Hbase Master

Supported OS Linux Mac OS Windows

Integrationv1.1.0

Présentation

Recueillez des métriques du service Hbase_master en temps réel pour :

  • Visualiser et surveiller les états de Hbase_master
  • Être informé des failovers et des événements de Hbase_master

Configuration

Le check Hbase_master n’est pas inclus avec le package de l’Agent Datadog : vous devez donc l’installer.

Installation

Pour l’Agent v7.21+/6.21+, suivez les instructions ci-dessous afin d’installer le check Hbase_master sur votre host. Consultez la section Utiliser les intégrations de la communauté pour effectuer une installation avec l’Agent Docker ou avec des versions antérieures de l’Agent.

  1. Exécutez la commande suivante pour installer l’intégration de l’Agent :

    datadog-agent integration install -t datadog-hbase_master==<INTEGRATION_VERSION>
    
  2. Configurez votre intégration comme une intégration de base.

Configuration

  1. Modifiez le fichier hbase_master.d/conf.yaml dans le dossier conf.d/ à la racine du répertoire de configuration de votre Agent pour commencer à recueillir vos métriques Hbase_master.
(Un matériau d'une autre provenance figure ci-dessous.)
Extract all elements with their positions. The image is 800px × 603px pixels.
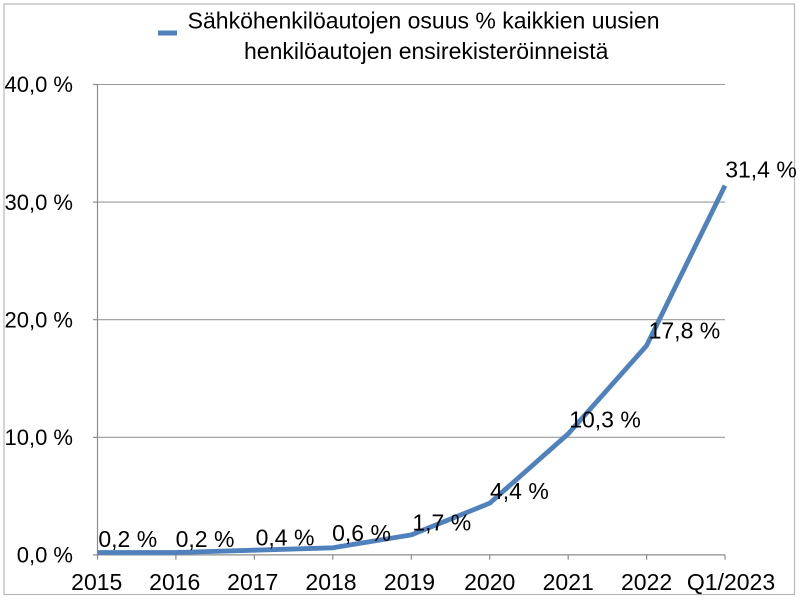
svg-text:1,7 %: 1,7 % (412, 510, 471, 536)
svg-text:0,0 %: 0,0 % (17, 543, 73, 568)
svg-text:2015: 2015 (71, 569, 122, 595)
svg-text:0,6 %: 0,6 % (332, 520, 391, 546)
svg-text:henkilöautojen ensirekisteröin: henkilöautojen ensirekisteröinneistä (244, 38, 609, 64)
svg-text:2022: 2022 (621, 569, 672, 595)
svg-text:2017: 2017 (227, 569, 278, 595)
svg-text:2019: 2019 (384, 569, 435, 595)
svg-text:10,0 %: 10,0 % (5, 425, 74, 450)
svg-text:2021: 2021 (543, 569, 594, 595)
svg-text:40,0 %: 40,0 % (5, 72, 74, 97)
svg-text:Q1/2023: Q1/2023 (687, 569, 775, 595)
svg-text:2018: 2018 (305, 569, 356, 595)
svg-text:20,0 %: 20,0 % (5, 307, 74, 332)
svg-text:30,0 %: 30,0 % (5, 190, 74, 215)
svg-text:Sähköhenkilöautojen osuus % ka: Sähköhenkilöautojen osuus % kaikkien uus… (188, 8, 660, 34)
svg-text:0,4 %: 0,4 % (256, 525, 315, 551)
svg-text:0,2 %: 0,2 % (98, 526, 157, 552)
svg-text:4,4 %: 4,4 % (490, 478, 549, 504)
svg-text:10,3 %: 10,3 % (569, 407, 641, 433)
svg-text:2016: 2016 (149, 569, 200, 595)
svg-text:0,2 %: 0,2 % (176, 526, 235, 552)
svg-text:31,4 %: 31,4 % (725, 157, 797, 183)
svg-text:17,8 %: 17,8 % (649, 317, 721, 343)
svg-text:2020: 2020 (464, 569, 515, 595)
Consultez le fichier d’exemple hbase_master.d/conf.yaml pour découvrir toutes les options de configuration disponibles.

    REMARQUE : si vous utilisez l’Agent v6, assurez-vous de bien modifier le fichier hbase_master.d/metrics.yaml et de placer les clés booléennes entre guillemets.

      - include:
          domain: Hadoop
          bean:
            - Hadoop:service=HBase,name=Master,sub=Server
          attribute:
            # Is Active Master
            tag.isActiveMaster:
               metric_type: gauge
               alias: hbase.master.server.tag.is_active_master
               values: {"true": 1, "false": 0, default: 0}
    
  2. Redémarrez l’Agent.

Collecte de logs

  1. La collecte de logs est désactivée par défaut dans l’Agent Datadog. Vous devez l’activer dans datadog.yaml :

    logs_enabled: true
    
  2. Ajoutez ce bloc de configuration à votre fichier hbase_master.d/conf.yaml pour commencer à recueillir vos logs Hbase_master :

    logs:
      - type: file
        path: /path/to/my/directory/file.log
        source: hbase
    

    Modifiez la valeur du paramètre path et configurez-la pour votre environnement. Consultez le fichier d’exemple hbase_master.d/conf.yaml pour découvrir toutes les options de configuration disponibles.

  3. Redémarrez l’Agent.

Validation

Lancez la sous-commande status de l’Agent et cherchez hbase_master dans la section Checks.

Données collectées

Métriques

hbase.master.assignmentmanager.rit_oldest_age
(gauge)
The age of the longest region in transition, in milliseconds
Shown as millisecond
hbase.master.assignmentmanager.rit_count_over_threshold
(gauge)
The number of regions that have been in transition longer than a threshold time
hbase.master.assignmentmanager.rit_count
(gauge)
The number of regions in transition
hbase.master.assignmentmanager.assign.min
(gauge)
hbase.master.assignmentmanager.assign.max
(gauge)
hbase.master.assignmentmanager.assign.mean
(gauge)
hbase.master.assignmentmanager.assign.median
(gauge)
hbase.master.assignmentmanager.assign.percentile.99
(gauge)
hbase.master.ipc.queue_size
(gauge)
Number of bytes in the call queues.
Shown as byte
hbase.master.ipc.num_calls_in_general_queue
(gauge)
Number of calls in the general call queue.
hbase.master.ipc.num_calls_in_replication_queue
(gauge)
Number of calls in the replication call queue.
hbase.master.ipc.num_calls_in_priority_queue
(gauge)
Number of calls in the priority call queue.
hbase.master.ipc.num_open_connections
(gauge)
Number of open connections.
hbase.master.ipc.num_active_handler
(gauge)
Number of active rpc handlers.
hbase.master.ipc.total_call_time.max
(gauge)
total call time, including both queued and processing time.
Shown as millisecond
hbase.master.ipc.total_call_time.mean
(gauge)
total call time, including both queued and processing time.
Shown as millisecond
hbase.master.ipc.total_call_time.median
(gauge)
total call time, including both queued and processing time.
Shown as millisecond
hbase.master.ipc.total_call_time.percentile.99
(gauge)
total call time, including both queued and processing time.
Shown as millisecond
hbase.master.server.tag.is_active_master
(gauge)
Is Active Master
hbase.master.server.num_region_servers
(gauge)
Number of RegionServers
hbase.master.server.num_dead_region_servers
(gauge)
Number of dead RegionServers

Événements

Le check Hbase_master n’inclut aucun événement.

Checks de service

Le check Hbase_master n’inclut aucun check de service.

Dépannage

Besoin d’aide ? Contactez l’assistance Datadog.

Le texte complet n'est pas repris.